Meessmann doesn’t want to ban wake sports. He wants to see legislation that restricts the lake surf boats to larger lakes and keeps them further from shore than the 200 feet in the bill.
“I think there is a solution. I really believe there's a workable solution to this problem but certainly not with the proposed bill that our representatives have submitted,” said Meessmann.
Meessmann is also concerned about another part of the bill. It would take away local control by not allowing lake districts or municipalities to create more restrictive ordinances.
“I can't emphasize enough that we need to have local control available to us to work through this issue,” said Meessmann.
Jacobs doesn’t believe there is a need for any restrictive regulation specifically aimed at wakeboarding or wake surfing in general.
He supports the bill saying it will protect the sport.
“In Wisconsin, we fortunately have a state where lakes are open to, for the majority, public use and for public recreating.
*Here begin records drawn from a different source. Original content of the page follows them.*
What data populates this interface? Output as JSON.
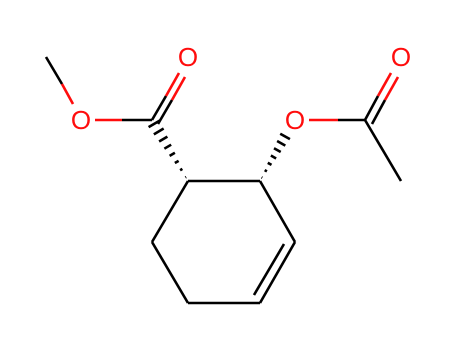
{
  "atoms": [
    {
      "label": "O"
    },
    {
      "label": "O"
    },
    {
      "label": "O"
    },
    {
      "label": "O"
    }
  ]
}
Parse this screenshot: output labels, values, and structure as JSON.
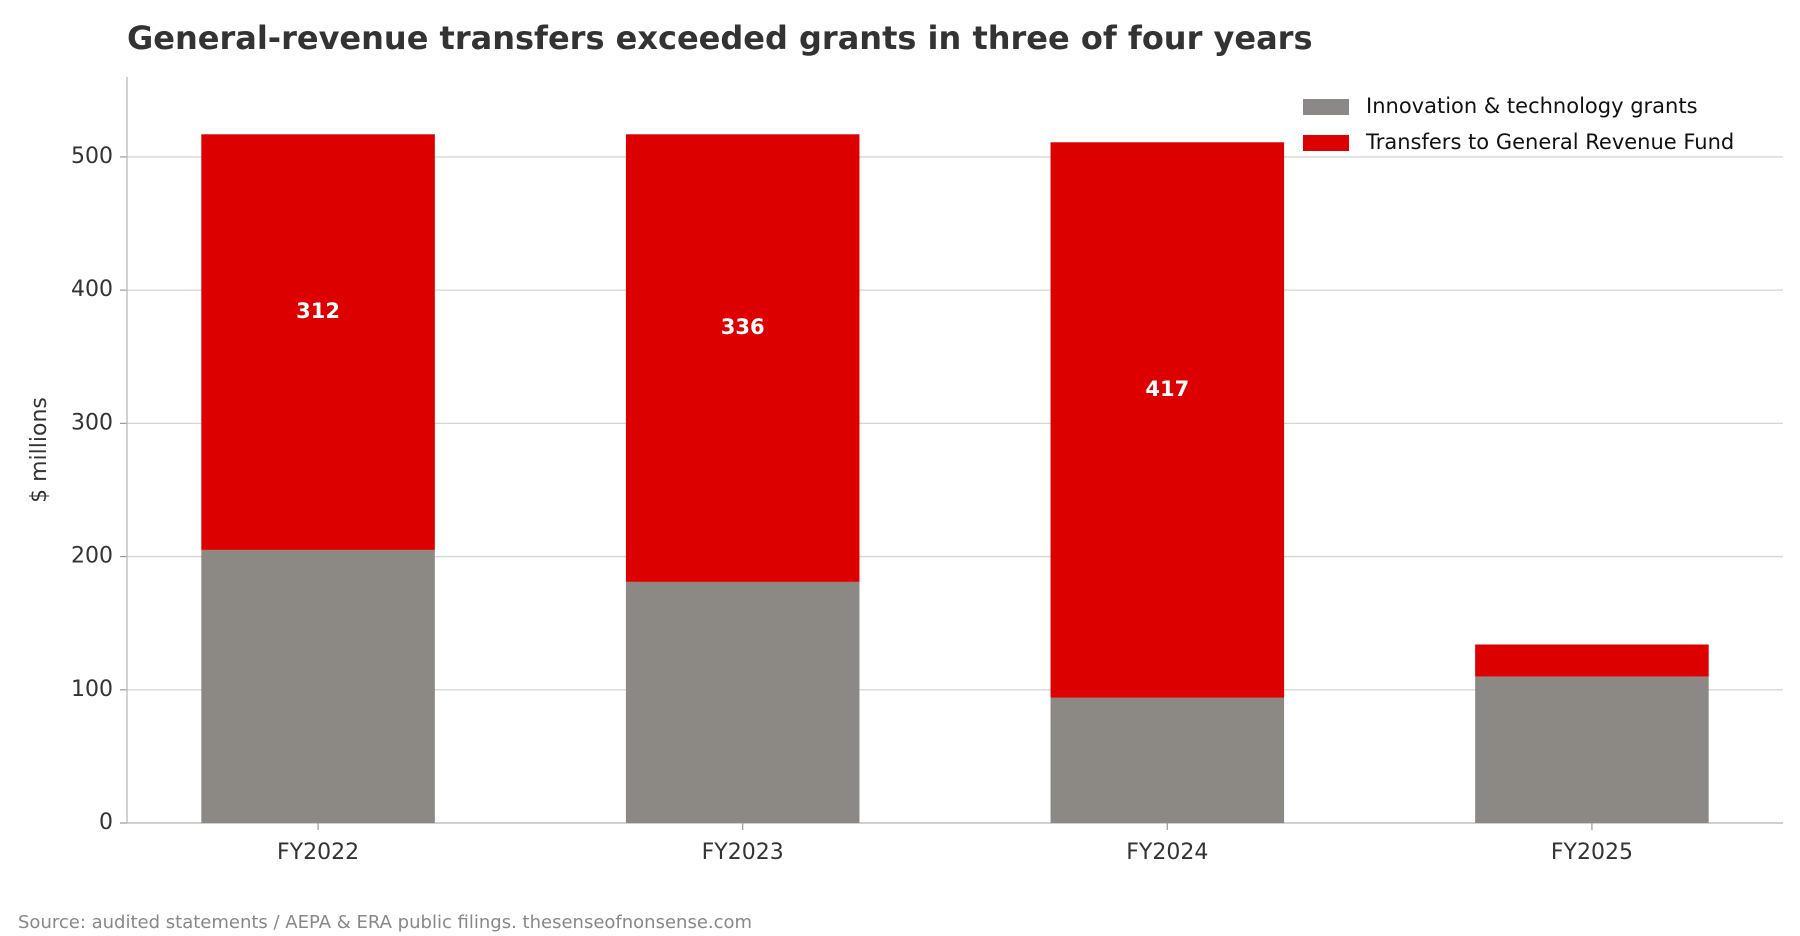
{
  "chart_data": {
    "type": "stacked_bar",
    "title": "General-revenue transfers exceeded grants in three of four years",
    "y_label": "$ millions",
    "source": "Source: audited statements / AEPA & ERA public filings. thesenseofnonsense.com",
    "categories": [
      "FY2022",
      "FY2023",
      "FY2024",
      "FY2025"
    ],
    "series": [
      {
        "name": "Innovation & technology grants",
        "color": "#8c8984",
        "values": [
          205,
          181,
          94,
          110
        ]
      },
      {
        "name": "Transfers to General Revenue Fund",
        "color": "#dd0000",
        "values": [
          312,
          336,
          417,
          24
        ]
      }
    ],
    "ylim": [
      0,
      560
    ],
    "yticks": [
      0,
      100,
      200,
      300,
      400,
      500
    ],
    "grid": true,
    "legend": "upper right"
  }
}
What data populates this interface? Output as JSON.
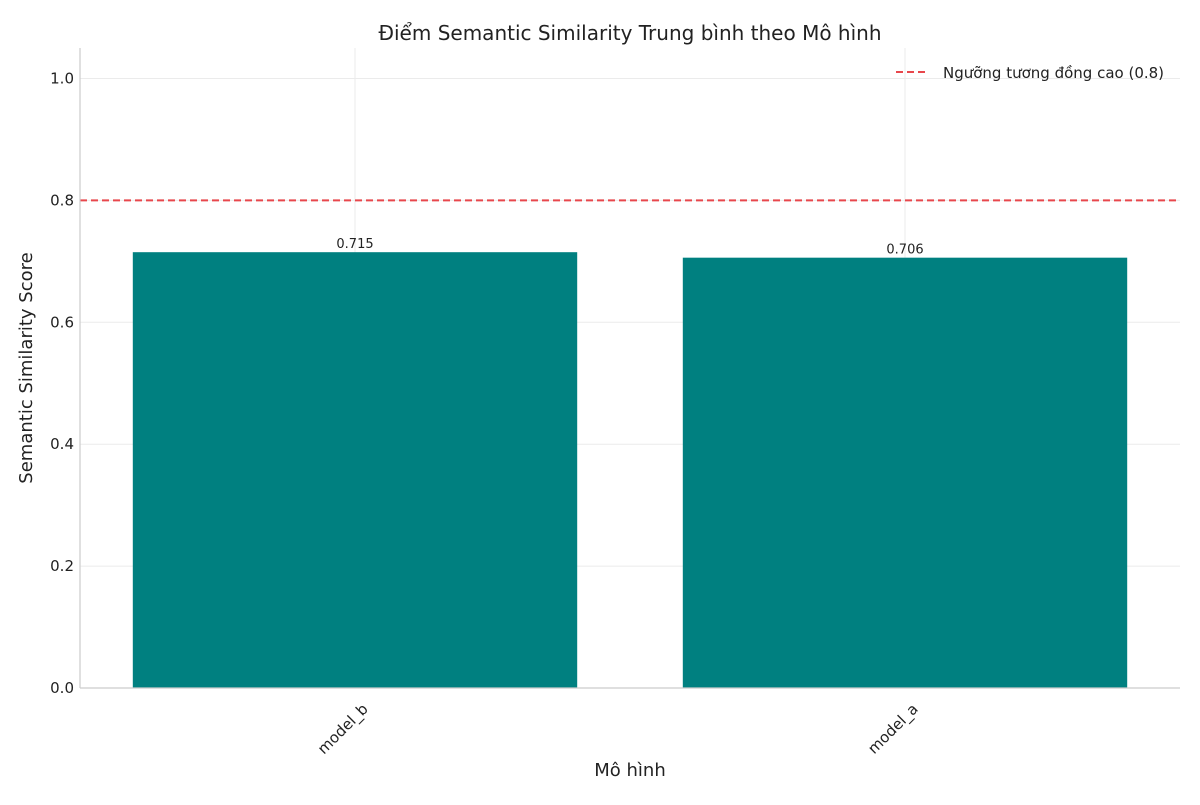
{
  "chart_data": {
    "type": "bar",
    "title": "Điểm Semantic Similarity Trung bình theo Mô hình",
    "xlabel": "Mô hình",
    "ylabel": "Semantic Similarity Score",
    "categories": [
      "model_b",
      "model_a"
    ],
    "values": [
      0.715,
      0.706
    ],
    "data_labels": [
      "0.715",
      "0.706"
    ],
    "ylim": [
      0,
      1.05
    ],
    "yticks": [
      0.0,
      0.2,
      0.4,
      0.6,
      0.8,
      1.0
    ],
    "ytick_labels": [
      "0.0",
      "0.2",
      "0.4",
      "0.6",
      "0.8",
      "1.0"
    ],
    "grid": true,
    "bar_color": "#008080",
    "threshold": {
      "value": 0.8,
      "label": "Ngưỡng tương đồng cao (0.8)",
      "color": "#e8474c",
      "style": "dashed"
    },
    "legend_position": "top-right"
  }
}
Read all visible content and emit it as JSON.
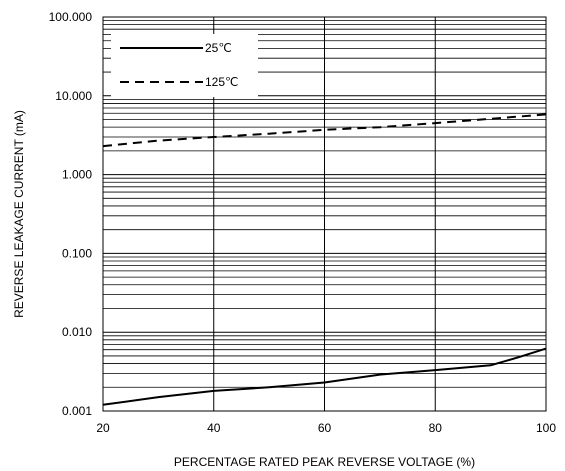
{
  "chart_data": {
    "type": "line",
    "title": "",
    "xlabel": "PERCENTAGE RATED PEAK REVERSE VOLTAGE (%)",
    "ylabel": "REVERSE LEAKAGE CURRENT (mA)",
    "xlim": [
      20,
      100
    ],
    "ylim": [
      0.001,
      100
    ],
    "yscale": "log",
    "grid": true,
    "legend_position": "top-left",
    "x_ticks": [
      20,
      40,
      60,
      80,
      100
    ],
    "x_tick_labels": [
      "20",
      "40",
      "60",
      "80",
      "100"
    ],
    "y_ticks": [
      0.001,
      0.01,
      0.1,
      1,
      10,
      100
    ],
    "y_tick_labels": [
      "0.001",
      "0.010",
      "0.100",
      "1.000",
      "10.000",
      "100.000"
    ],
    "series": [
      {
        "name": "25℃",
        "line_style": "solid",
        "color": "#000000",
        "x": [
          20,
          30,
          40,
          50,
          60,
          70,
          80,
          90,
          95,
          100
        ],
        "y": [
          0.0012,
          0.0015,
          0.0018,
          0.002,
          0.0023,
          0.0029,
          0.0033,
          0.0038,
          0.0048,
          0.0062
        ]
      },
      {
        "name": "125℃",
        "line_style": "dashed",
        "color": "#000000",
        "x": [
          20,
          30,
          40,
          50,
          60,
          70,
          80,
          90,
          100
        ],
        "y": [
          2.3,
          2.7,
          3.0,
          3.3,
          3.7,
          4.0,
          4.5,
          5.1,
          5.8
        ]
      }
    ]
  }
}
Sometimes local lake districts if they have people that want to restrict activities of recreating in Wisconsin, could come up with restrictions that really have no basis in fact, and preclude people from enjoying these activities that they otherwise would,” said Jacobs. “I think as far as the bill is concerned, what it does is it helps to create these statewide standards that already exist for other activities such as skiing and everything else and puts the standard statewide.”